Mental Health & The Law

Mental illness and health issues affect many individuals within our community. The effects of this are that the person suffering the mental condition is often brought into the criminal justice system when they would not ordinarily be a person who has experienced any issue with the law previously.

This will usually result in the person and their family placed under pressure which at the end of the day, if not handled professionally, will only add to what is already a challenge for all concerned.

In circumstances where a person comes before the Court in a criminal matter where that person understands the court process and the difference between right and wrong but still suffers from what might be considered to be a mental health condition, they can be diverted from the criminal justice system (and as such, punishment) in certain circumstances.

People who fall into this category can be dealt with under the Mental Health (Criminal Procedure) Act 1990.

The Legislation

MENTAL HEALTH (CRIMINAL PROCEDURE) ACT 1990 - SECT 32

32 Persons suffering from mental illness or condition.

  1. If, at the commencement or at any time during the course of the hearing of proceedings before a Magistrate, it appears to the Magistrate:
    1. that the defendant is (or was at the time of the alleged commission of the offence to which the proceedings relate):
      1. developmentally disabled, or
      2. suffering from mental illness, or
      3. suffering from a mental condition for which treatment is available in a mental health facility, but is not a mentally ill person, and
    2. that, on an outline of the facts alleged in the proceedings or such other evidence as the Magistrate may consider relevant, it would be more appropriate to deal with the defendant in accordance with the provision of this part than otherwise in accordance with law, the Magistrate may take the action set out in subsection (2) or (3).
  2. The Magistrate may do any one or more of the following:
    1. adjourn the proceedings,
    2. grant the defendant bail in accordance with the Bail Act 1978,
    3. make any other order that the Magistrate considers appropriate.
  3. The Magistrate may make an order dismissing the charge and discharge the defendant:
    1. into the care of a responsible person, unconditionally or subject to conditions, or
    2. on the condition that the defendant attend on a person or at a place specified by the Magistrate:
      1. for assessment or treatment (or both) of the defendant's mental condition or cognitive impairement, or
      2. to enable the provision of support in relation to the defendant's cognitive imparement, or
    3. unconditionally.

The intention of the NSW Parliament in passing the Act

The legislation (as the Mental Health Act) first appeared in 1990 and the (then) Minister for Health said the Act would:

“provide the opportunity for those suffering from a mental illness or a mental disorder to get the care and treatment they need. The primary objective of this treatment will be to ensure that the individual can have as normal and satisfying a life as possible. This should ensure that the community is protected adequately from abnormal or threatening conduct of a mentally ill or mentally disordered person.

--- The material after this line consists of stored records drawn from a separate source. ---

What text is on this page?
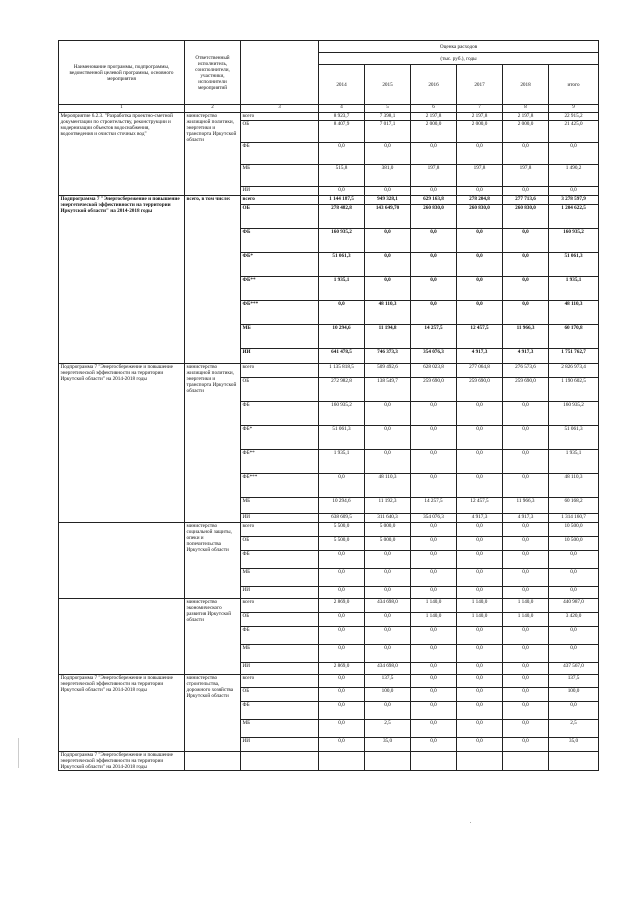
Наименование программы, подпрограммы, ведомственной целевой программы, основного мероприятия	Ответственный исполнитель, соисполнители, участники, исполнители мероприятий		Оценка расходов					
			(тыс. руб.), годы					
			2014	2015	2016	2017	2018	итого
1	2	3	4	5	6	7	8	9
Мероприятие 6.2.3. "Разработка проектно-сметной документации по строительству, реконструкции и модернизации объектов водоснабжения, водоотведения и очистки сточных вод"	министерство жилищной политики, энергетики и транспорта Иркутской области	всего	8 923,7	7 398,1	2 197,8	2 197,8	2 197,8	22 915,2
		ОБ	8 407,9	7 017,1	2 000,0	2 000,0	2 000,0	21 425,0
		ФБ	0,0	0,0	0,0	0,0	0,0	0,0
		МБ	515,8	381,0	197,8	197,8	197,8	1 490,2
		ИИ	0,0	0,0	0,0	0,0	0,0	0,0
Подпрограмма 7 "Энергосбережение и повышение энергетической эффективности на территории Иркутской области" на 2014-2018 годы	всего, в том числе:	всего	1 144 187,5	949 328,1	629 163,8	278 204,8	277 713,6	3 278 597,9
		ОБ	278 482,8	143 649,70	260 830,0	260 830,0	260 830,0	1 204 622,5
		ФБ	160 935,2	0,0	0,0	0,0	0,0	160 935,2
		ФБ*	51 061,3	0,0	0,0	0,0	0,0	51 061,3
		ФБ**	1 935,1	0,0	0,0	0,0	0,0	1 935,1
		ФБ***	0,0	48 110,3	0,0	0,0	0,0	48 110,3
		МБ	10 294,6	11 194,8	14 257,5	12 457,5	11 966,3	60 170,8
		ИИ	641 478,5	746 373,3	354 076,3	4 917,3	4 917,3	1 751 762,7
Подпрограмма 7 "Энергосбережение и повышение энергетической эффективности на территории Иркутской области" на 2014-2018 годы	министерство жилищной политики, энергетики и транспорта Иркутской области	всего	1 135 818,5	509 492,6	628 023,8	277 064,8	276 573,6	2 826 973,4
		ОБ	272 982,8	138 549,7	259 690,0	259 690,0	259 690,0	1 190 602,5
		ФБ	160 935,2	0,0	0,0	0,0	0,0	160 935,2
		ФБ*	51 061,3	0,0	0,0	0,0	0,0	51 061,3
		ФБ**	1 935,1	0,0	0,0	0,0	0,0	1 935,1
		ФБ***	0,0	48 110,3	0,0	0,0	0,0	48 110,3
		МБ	10 294,6	11 192,3	14 257,5	12 457,5	11 966,3	60 168,2
		ИИ	638 609,5	311 640,3	354 076,3	4 917,3	4 917,3	1 314 160,7
	министерство социальной защиты, опеки и попечительства Иркутской области	всего	5 500,0	5 000,0	0,0	0,0	0,0	10 500,0
		ОБ	5 500,0	5 000,0	0,0	0,0	0,0	10 500,0
		ФБ	0,0	0,0	0,0	0,0	0,0	0,0
		МБ	0,0	0,0	0,0	0,0	0,0	0,0
		ИИ	0,0	0,0	0,0	0,0	0,0	0,0
	министерство экономического развития Иркутской области	всего	2 869,0	434 698,0	1 140,0	1 140,0	1 140,0	440 987,0
		ОБ	0,0	0,0	1 140,0	1 140,0	1 140,0	3 420,0
		ФБ	0,0	0,0	0,0	0,0	0,0	0,0
		МБ	0,0	0,0	0,0	0,0	0,0	0,0
		ИИ	2 869,0	434 698,0	0,0	0,0	0,0	437 567,0
Подпрограмма 7 "Энергосбережение и повышение энергетической эффективности на территории Иркутской области" на 2014-2018 годы	министерство строительства, дорожного хозяйства Иркутской области	всего	0,0	137,5	0,0	0,0	0,0	137,5
		ОБ	0,0	100,0	0,0	0,0	0,0	100,0
		ФБ	0,0	0,0	0,0	0,0	0,0	0,0
		МБ	0,0	2,5	0,0	0,0	0,0	2,5
		ИИ	0,0	35,0	0,0	0,0	0,0	35,0
Подпрограмма 7 "Энергосбережение и повышение энергетической эффективности на территории Иркутской области" на 2014-2018 годы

At the same time the Bill protects the civil liberties of the mentally ill. Any restriction of personal freedom will be only the minimum necessary for the well-being of the individual or for the protection of others."

See New South Wales Legislative Assembly, Parliamentary Debates (Hansard) 22 March 1990 at 886.

What approach should the Court take in considering the application?

In Director of Public Prosecutions v Sami El Mawas [2006] NSWCA 154 (19 June 2006) Spigelman CJ, Handley, J and McColl, JA set out the methodology for considering an application under section 32.

The approach (as set out at [75] by McColl, JA) is most effectively summarised by the posing of the following 3 questions to be considered by the Magistrate:

  1. Is the defendant eligible to be dealt with under the section?
  2. Having regard to the facts alleged or other relevant material, is it more appropriate to deal with the matter under s.32 than according to law?
  3. If the answer to questions(1-2) is in the affirmative, what action should the Magistrate take pursuant to his or her power at s.32 (2) & (3) of the Act.

What orders can the Court impose?

In all cases, the court will not allow the matter to be dealt with under section 32 unless the defence has provided a detailed ‘treatment plan' setting out the treatment strategy for the person including the medical practitioners involved, the frequency of treatment and medication regime.

If the magistrate agrees to dispose of the matter under section 32, the court will not impose a conviction penalty but will order the person to comply with the treatment plan.

If the person fails to do this, the court can call them back and have the matter dealt with according to law which may result in a conviction or other punishment.